Raccontare la storia della rana zen, delle sue vicissitudini, delle sue repentine realizzazioni, dei suoi sconvolgenti e irrazionali attaccamenti, è uno degli argomenti più difficili – lo ammetto – che mi sia mai ripromesso. Questa creatura non può essere classificata tra le categorie più familiari, come sappiamo non è del tutto autoctona. Eppure, che ci sarebbe di strano se un tal splendore decidesse di adottare le consuetudini locali? Beh, sono rimasto volutamente nel vago perché temo il momento in cui dovrò dirvi in quale ulteriore tresca interiore, in quale atipica traiettoria di ricerca si fosse impelagata l’imprevedibile rana.
Quell’essere, così come lo rammento nei miei ultimi scampoli di permanenza sul pianeta terra, era quanto di meglio e nel contempo anomalo si possa immaginare. I maestri del “Tempio della meditazione” – che l’avevano accolta come una benedizione – avevano intuito subito la sua straordinaria vacuità. Una “povertà di spirito” conseguita fin nei recessi più intimi della sua provvidenziale coscienza. Tutto ciò, agli occhi di quegli autorevoli discenti della non-mente, appariva così esotico che, di fatto, si erano innamorati – pressoché all’unisono – di quella loro umilissima inserviente. Sicché, senza che nessuno, tranne il maestro di meditazione più anziano a capo del monastero, se ne rendesse conto, si erano adagiati a quell’evanescente ed eterea figura ammirandola, direi contemplandola, di tutto punto. La rana, ovviamente, ricambiava, ma si sentiva un tantino imbarazzata.
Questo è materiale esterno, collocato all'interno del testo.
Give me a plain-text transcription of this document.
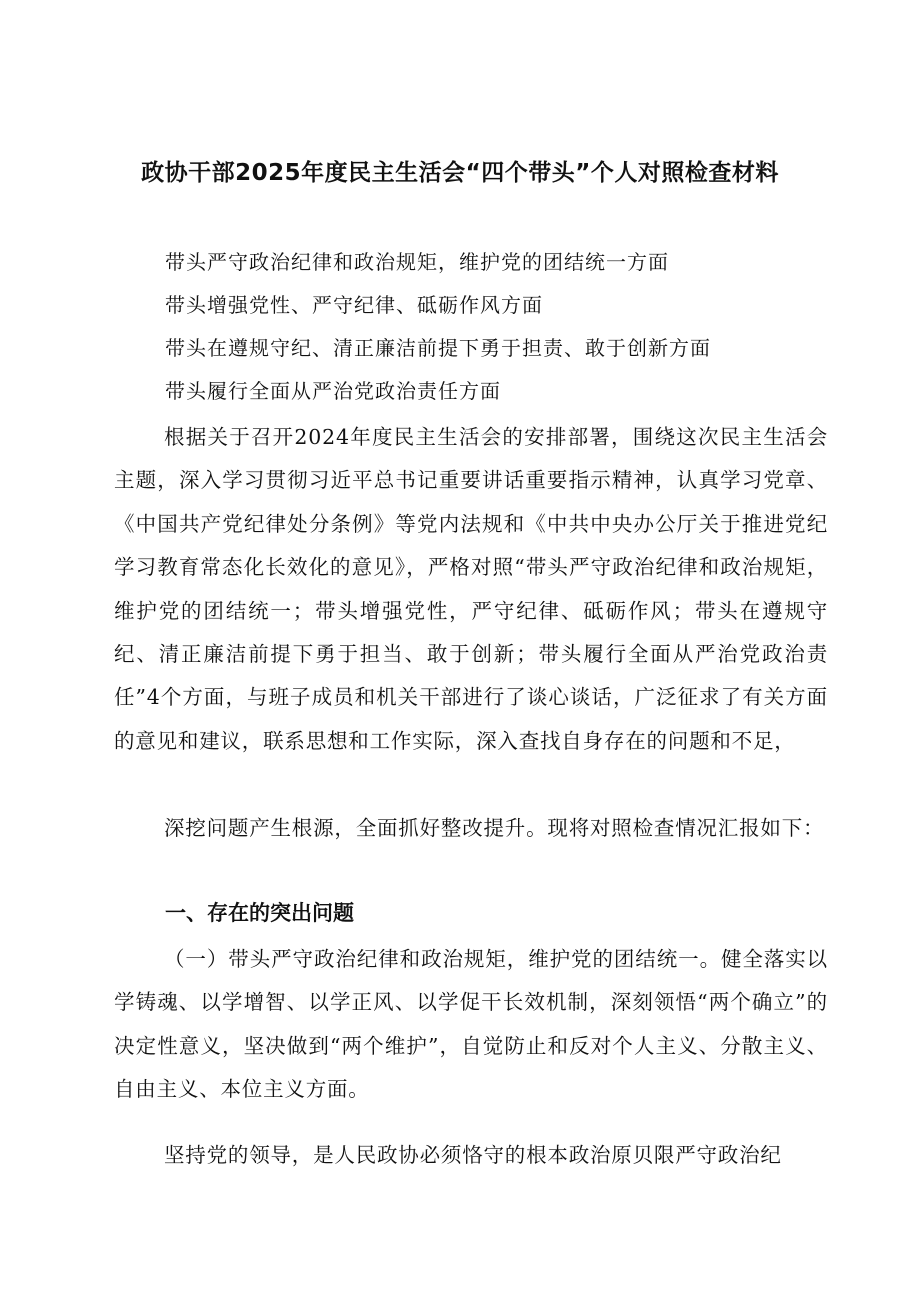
政协干部2025年度民主生活会“四个带头”个人对照检查材料
带头严守政治纪律和政治规矩，维护党的团结统一方面
带头增强党性、严守纪律、砥砺作风方面
带头在遵规守纪、清正廉洁前提下勇于担责、敢于创新方面
带头履行全面从严治党政治责任方面
根据关于召开2024年度民主生活会的安排部署，围绕这次民主生活会主题，深入学习贯彻习近平总书记重要讲话重要指示精神，认真学习党章、《中国共产党纪律处分条例》等党内法规和《中共中央办公厅关于推进党纪学习教育常态化长效化的意见》，严格对照“带头严守政治纪律和政治规矩，维护党的团结统一；带头增强党性，严守纪律、砥砺作风；带头在遵规守纪、清正廉洁前提下勇于担当、敢于创新；带头履行全面从严治党政治责任”4个方面，与班子成员和机关干部进行了谈心谈话，广泛征求了有关方面的意见和建议，联系思想和工作实际，深入查找自身存在的问题和不足，
深挖问题产生根源，全面抓好整改提升。现将对照检查情况汇报如下：
一、存在的突出问题
（一）带头严守政治纪律和政治规矩，维护党的团结统一。健全落实以学铸魂、以学增智、以学正风、以学促干长效机制，深刻领悟“两个确立”的决定性意义，坚决做到“两个维护”，自觉防止和反对个人主义、分散主义、自由主义、本位主义方面。
坚持党的领导，是人民政协必须恪守的根本政治原贝限严守政治纪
L’ultimo tassello della “Casa del lago senza-tempo” trafitta dai sorrisi di cotanti super-sinceri e purissimi monaci? No, era troppo! Fu proprio allora che la nostra cara amica di sempre, la rana zen, cominciò ad amare. Amò dapprima le rose bianche sul viale d’ingresso. Amò quei cimeli di culto che i suddetti monaci, pur avversi ai riti formali, custodivano con segretissima cura. Amò gli animali dei dintorni, sia quelli in pianta stabile, stanziali, come i tre gatti, probabilmente convinti, visti i deliziosi bocconcini a loro riservati, di essere una sorta di extra-categoria semi-illuminata; quanto quelli migratori come le anatre che, di certo, si sentivano protette dalle calme acque che circondavano, letteralmente, quegli ambiti di culto. Amò pure, ma non ultimo, le rane più meditative mai viste oppure udite: ciò che in molti ritengono uno sgangherato e confuso o casuale gracidio era considerato, in quel luogo, uno splendido mantra le cui note attraversavano indenni i residui barlumi d’anima individuale dei residenti per sfiorarne il mitico centro … che però non c’era.
Già, la rana Zen amava pure l’assoluta mancanza di filosofia di quei monaci e non perdeva mai l’occasione per meditare in sintonia con loro. Un bel dì se ne accorse proprio un discepolo novello dalla mente ancora indenne dagli inevitabili luoghi comuni che prima o poi si affermano dovunque. Ebbene, si avvide, che quando la rana era presente la sua freschezza era anche la loro, la sua vita, il suo sorriso, era anche il loro. Finché, nel prosieguo, qualcun’altro non giunse persino a chiedersi: al di là dell’aspetto formale, chi è che ci guida davvero? Detto fatto, si rivolsero al Venerabile che concluse: “Sciocchi, l’avvenenza è come una nuvola, ciò che ispira la rana e che guida davvero tutti – voi sì che dovreste vederlo più chiaro – ciò che ci guida è il non-amore”. Finalmente una traccia, sorrise l’inconsueta e singolare aiutante, un po’ discepola e quant’altro vogliate o vi piaccia: “Cos’è che puoi amare se non il non-amore?”.